To provide context, this discussion is about incompatibility
between the various GNU licences (FDL and GPL).
Of course, we don't have to mention that when we quote it back to him and say
«Isn't intercompatibility with non-GNU copyleft licences a good idea?». ^_^

>As far as I'm concerned *our* beef with the GNU FDL is not about
>invariant sections per se, but about license incompatibility.  We'd
>like for people to be able to cut and paste text back and forth with
>relative easy from documents under GNU FDL and CC Attribution-Share
>Alike.

Agreed.  I don't like the IS (and related) features of the GNU FDL,
but they're not the big deal.

>What might work out for everyone would be the creation of an 'LFDL',
>for "Lesser FDL", similar in spirit and motivation to the "LGPL".  And
>Stallman can recommend that people not use it, while simulteneously
>acknowledging that it can be useful in some contexts.
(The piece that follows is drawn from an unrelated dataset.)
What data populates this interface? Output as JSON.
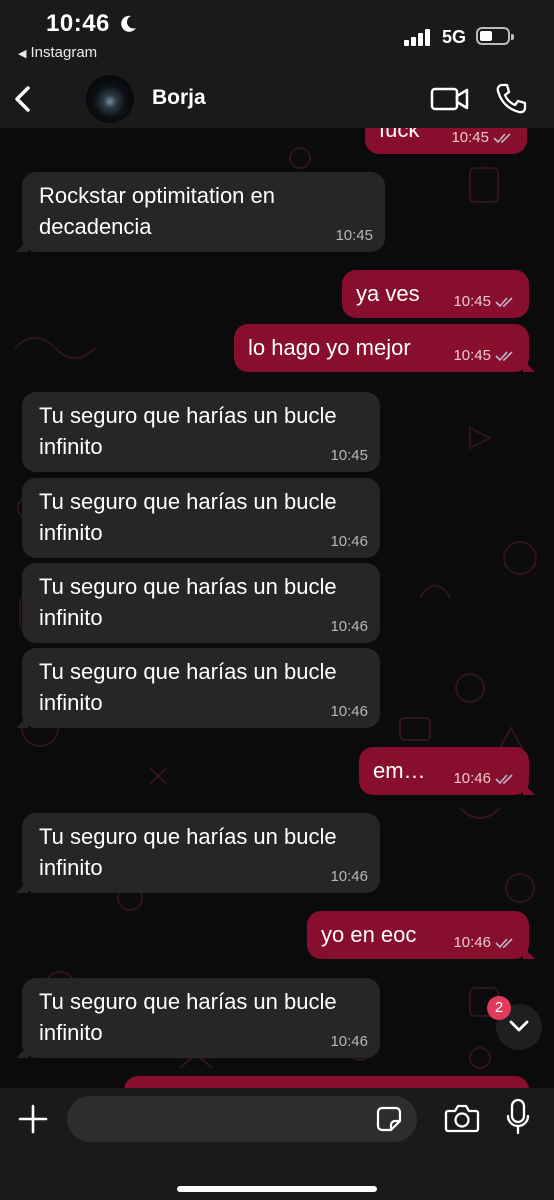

I like this idea, and your reasons for it.  Now who can sell it to RMS?
Of course, we need GNU -- we can't just write it ourselves -- for this reason:

>Anything released under FDL 1.x or 2.0 with no invariant sections, no
>Front-Cover texts, and no Back-Cover texts can be distributed under
>the terms of LFDL 2.0 *or* FDL 2.0.  Anything release under FDL 1.x
>with invariant sections can be released under FDL 2.0.

I can't say that I've read anything from RMS
suggesting that he would never agree to this.
I don't suppose that he'll like it at first, but we do have our reasons.
It's not like he's an obstinate, stubborn ideologue --
rather a thoughtful, open-minded ideologue. ^_^

>A similar change would need to be made to CC SA 2.0, so that it would
>allow for relicensing under LFDL.

I really don't know anything about CC's Lawrence Lessig.
Given the internecine political battles between "free" and "open",
does anybody know how RMS and Lessig feel about each other?
(I mean in particular «I trust this organisation to do good licences,
at least to whatever degree is necessary for the LFDL to work in the end.».)
I know that Lessig wrote the foreword to RMS's collected essays;
but OTOH, Lessig says "open" rather than "free" now.